桜桃

桜桃がスーパーで買えるようになるなんて、夢のようです。太宰治父親の自分は酒場で飲んだくれ、首飾りのような桜桃を子供たちは見たこともない、と後ろめたさを逆バネにして短編を書きました。我が家では親子ともども太宰の愛読者だったので、6月には奮発して桜桃を買うことにしていましたが、それも1~2度がやっとでした。

初めてこういう桜桃を見たのは子供の頃、東北から贈答品が小包で届いた時のことです。しかし半分は傷んでしまっていました。未だ流通業も冷蔵技術も発達していなかった時代です。同居していた祖母が、もったいないから、と傷んだ実も一緒に砂糖水で煮て、私に味見させました。不思議な味でした。いま思えばキルシュの原料のようなものだったのでしょう。

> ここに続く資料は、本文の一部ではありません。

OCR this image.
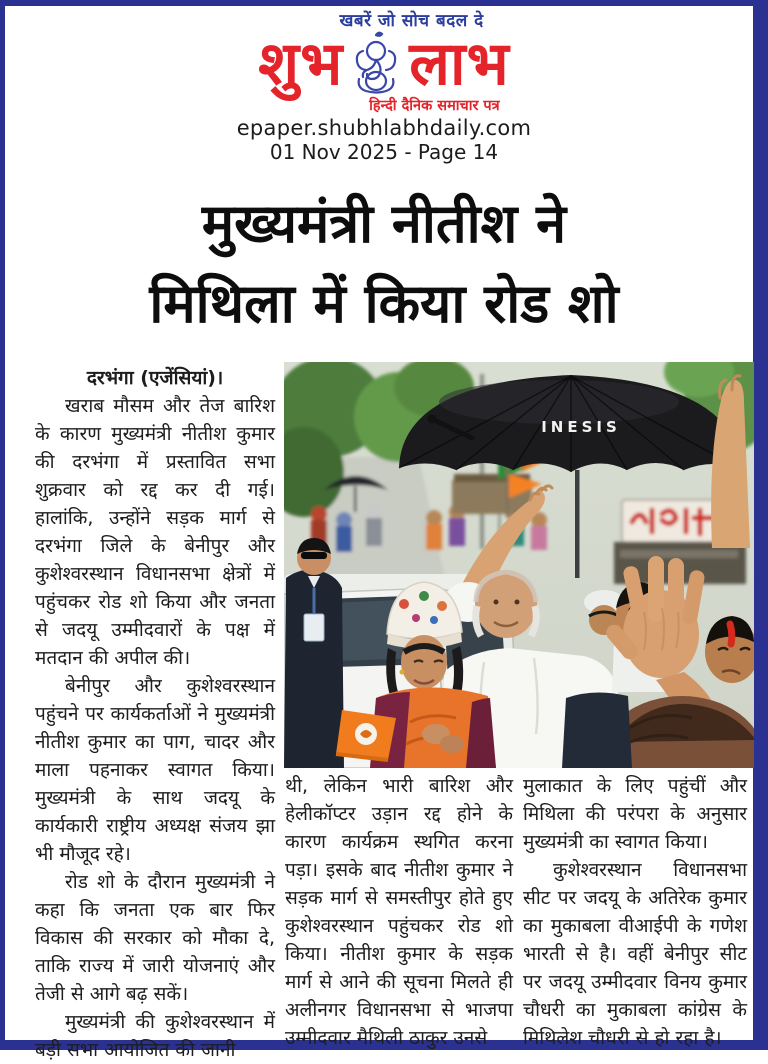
खबरें जो सोच बदल दे
शुभ लाभ
हिन्दी दैनिक समाचार पत्र
epaper.shubhlabhdaily.com
01 Nov 2025 - Page 14
मुख्यमंत्री नीतीश ने
मिथिला में किया रोड शो

दरभंगा (एजेंसियां)।

खराब मौसम और तेज बारिश के कारण मुख्यमंत्री नीतीश कुमार की दरभंगा में प्रस्तावित सभा शुक्रवार को रद्द कर दी गई। हालांकि, उन्होंने सड़क मार्ग से दरभंगा जिले के बेनीपुर और कुशेश्वरस्थान विधानसभा क्षेत्रों में पहुंचकर रोड शो किया और जनता से जदयू उम्मीदवारों के पक्ष में मतदान की अपील की।

बेनीपुर और कुशेश्वरस्थान पहुंचने पर कार्यकर्ताओं ने मुख्यमंत्री नीतीश कुमार का पाग, चादर और माला पहनाकर स्वागत किया। मुख्यमंत्री के साथ जदयू के कार्यकारी राष्ट्रीय अध्यक्ष संजय झा भी मौजूद रहे।

रोड शो के दौरान मुख्यमंत्री ने कहा कि जनता एक बार फिर विकास की सरकार को मौका दे, ताकि राज्य में जारी योजनाएं और तेजी से आगे बढ़ सकें।

मुख्यमंत्री की कुशेश्वरस्थान में बड़ी सभा आयोजित की जानी

INESIS

थी, लेकिन भारी बारिश और हेलीकॉप्टर उड़ान रद्द होने के कारण कार्यक्रम स्थगित करना पड़ा। इसके बाद नीतीश कुमार ने सड़क मार्ग से समस्तीपुर होते हुए कुशेश्वरस्थान पहुंचकर रोड शो किया। नीतीश कुमार के सड़क मार्ग से आने की सूचना मिलते ही अलीनगर विधानसभा से भाजपा उम्मीदवार मैथिली ठाकुर उनसे

मुलाकात के लिए पहुंचीं और मिथिला की परंपरा के अनुसार मुख्यमंत्री का स्वागत किया।

कुशेश्वरस्थान विधानसभा सीट पर जदयू के अतिरेक कुमार का मुकाबला वीआईपी के गणेश भारती से है। वहीं बेनीपुर सीट पर जदयू उम्मीदवार विनय कुमार चौधरी का मुकाबला कांग्रेस के मिथिलेश चौधरी से हो रहा है।
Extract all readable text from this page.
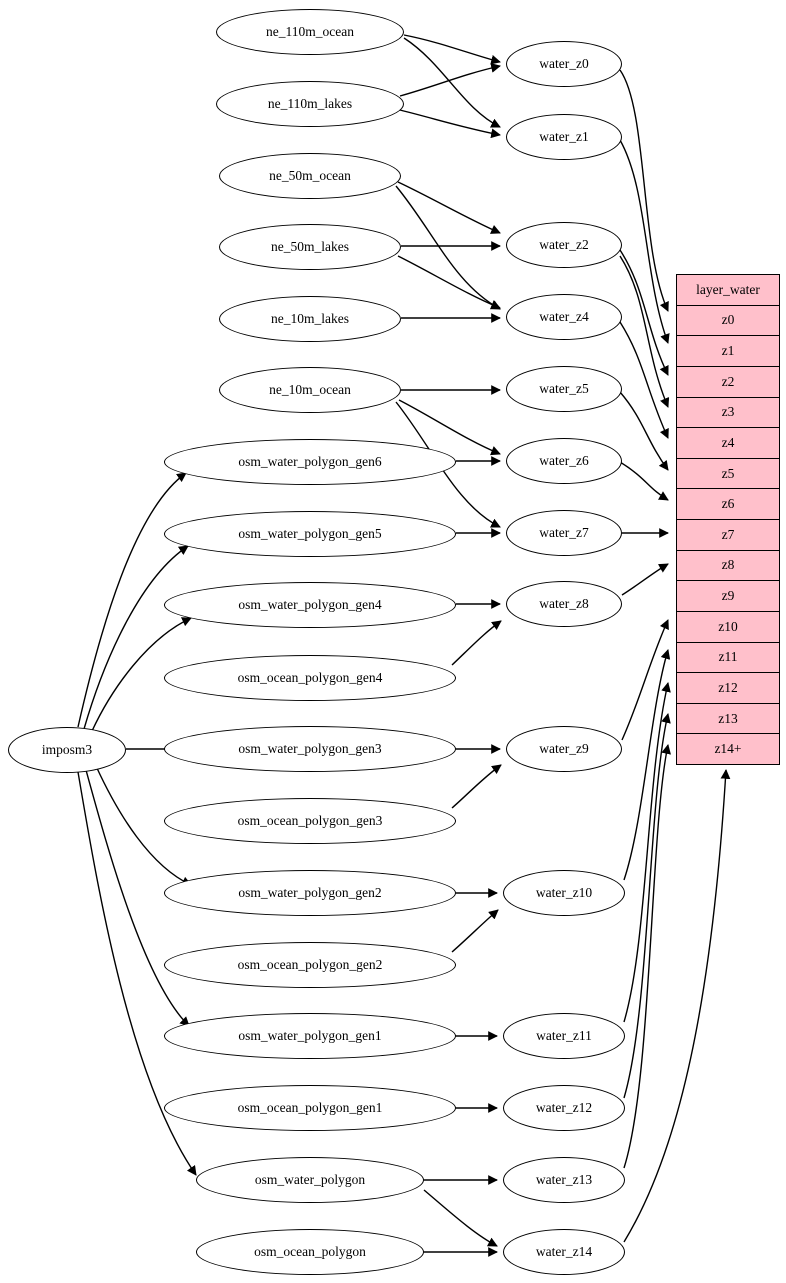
imposm3
ne_110m_ocean
ne_110m_lakes
ne_50m_ocean
ne_50m_lakes
ne_10m_lakes
ne_10m_ocean
osm_water_polygon_gen6
osm_water_polygon_gen5
osm_water_polygon_gen4
osm_ocean_polygon_gen4
osm_water_polygon_gen3
osm_ocean_polygon_gen3
osm_water_polygon_gen2
osm_ocean_polygon_gen2
osm_water_polygon_gen1
osm_ocean_polygon_gen1
osm_water_polygon
osm_ocean_polygon
water_z0
water_z1
water_z2
water_z4
water_z5
water_z6
water_z7
water_z8
water_z9
water_z10
water_z11
water_z12
water_z13
water_z14
layer_water
z0
z1
z2
z3
z4
z5
z6
z7
z8
z9
z10
z11
z12
z13
z14+
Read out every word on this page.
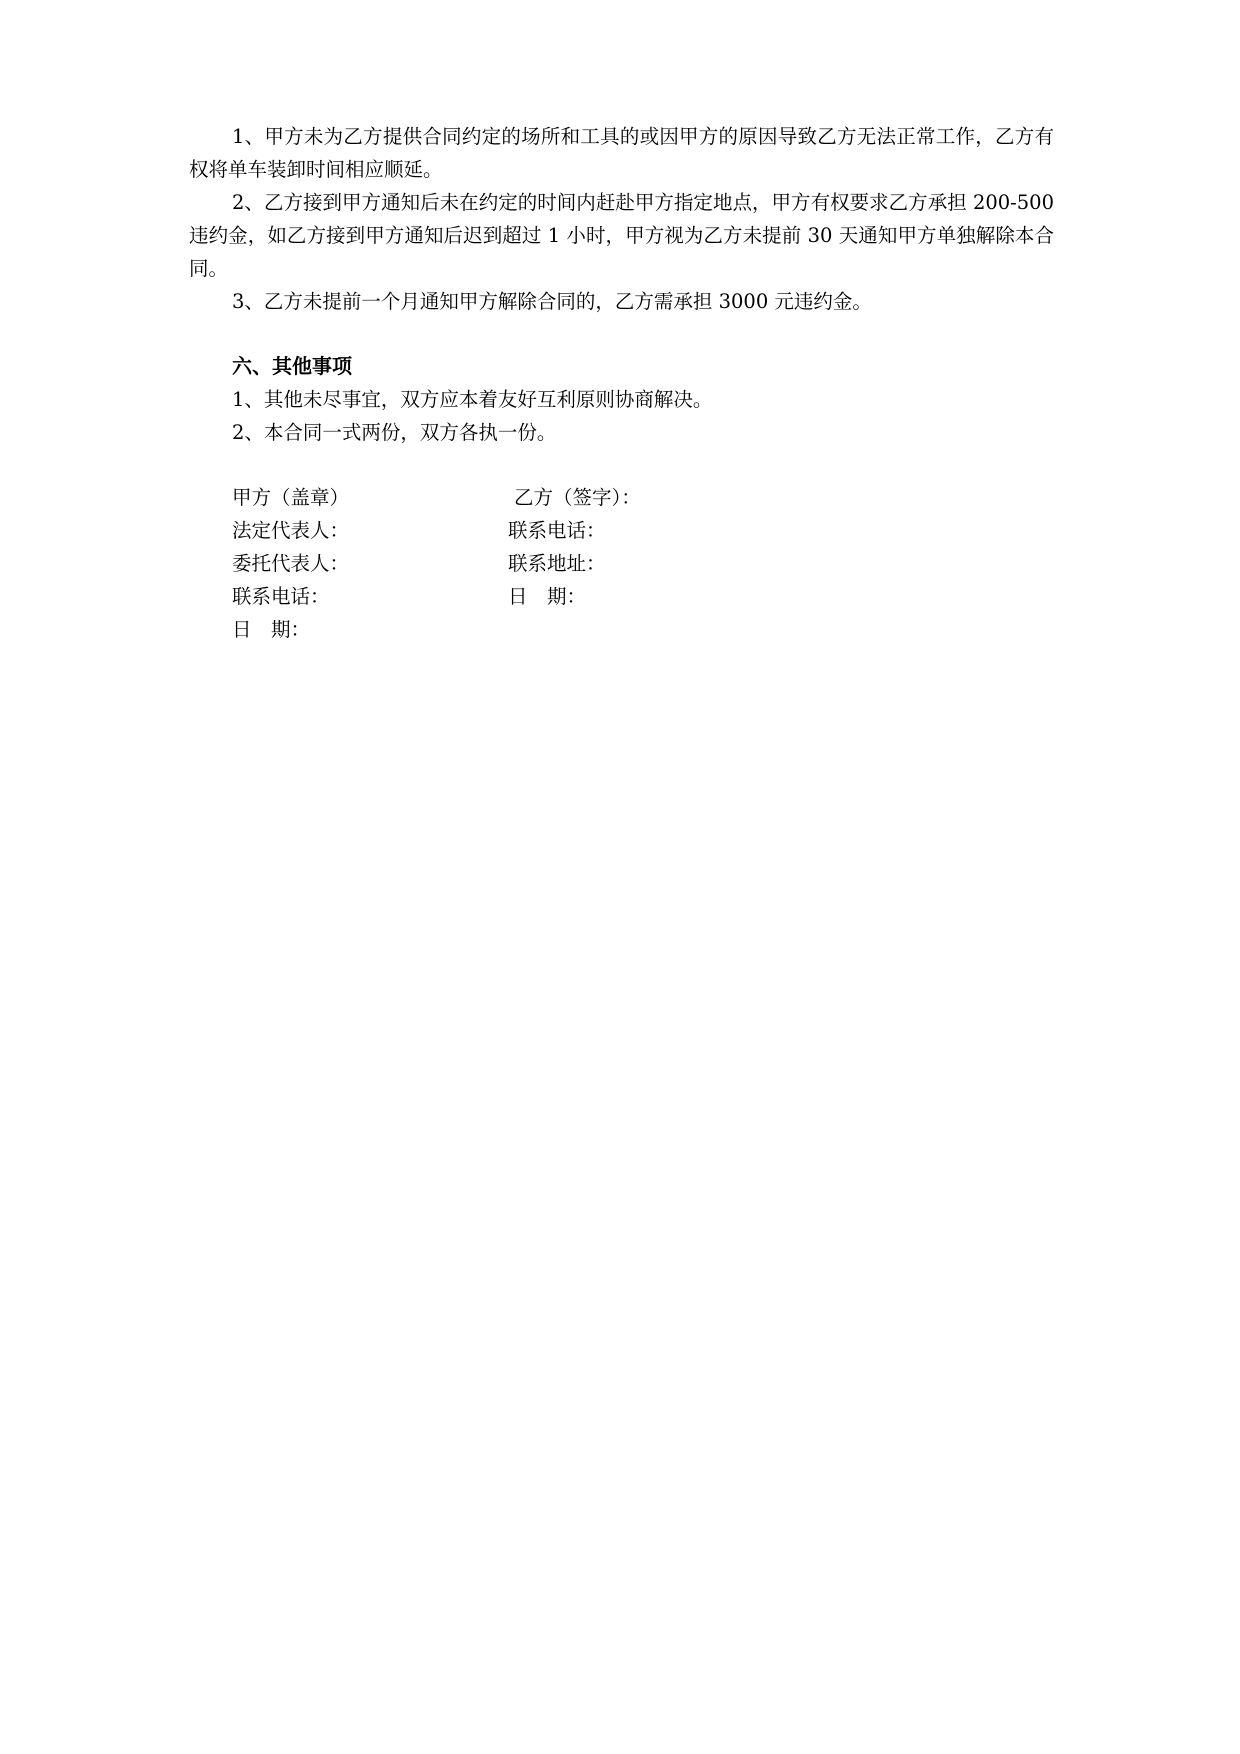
1、甲方未为乙方提供合同约定的场所和工具的或因甲方的原因导致乙方无法正常工作，乙方有权将单车装卸时间相应顺延。

2、乙方接到甲方通知后未在约定的时间内赶赴甲方指定地点，甲方有权要求乙方承担 200-500 违约金，如乙方接到甲方通知后迟到超过 1 小时，甲方视为乙方未提前 30 天通知甲方单独解除本合同。

3、乙方未提前一个月通知甲方解除合同的，乙方需承担 3000 元违约金。

六、其他事项

1、其他未尽事宜，双方应本着友好互利原则协商解决。

2、本合同一式两份，双方各执一份。

甲方（盖章）	乙方（签字）：
法定代表人：	联系电话：
委托代表人：	联系地址：
联系电话：	日　期：
日　期：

流通や輸入がこんなに自由になる前は、現地でしか食べられないものがいろいろありました。柳葉魚が初めて、甘海老が初めて食卓に上った時のことを覚えています(父の出張土産だった)。輸入制限の厳しかったバナナやグレープフルーツも、かつては高級食品でした(尤も、門司港の近くで育った親たちには、バナナはなじみの果物だったらしい)。それゆえ今でも柳葉魚や甘海老を買うときは、一歩下がって品定めする気分が抜けません。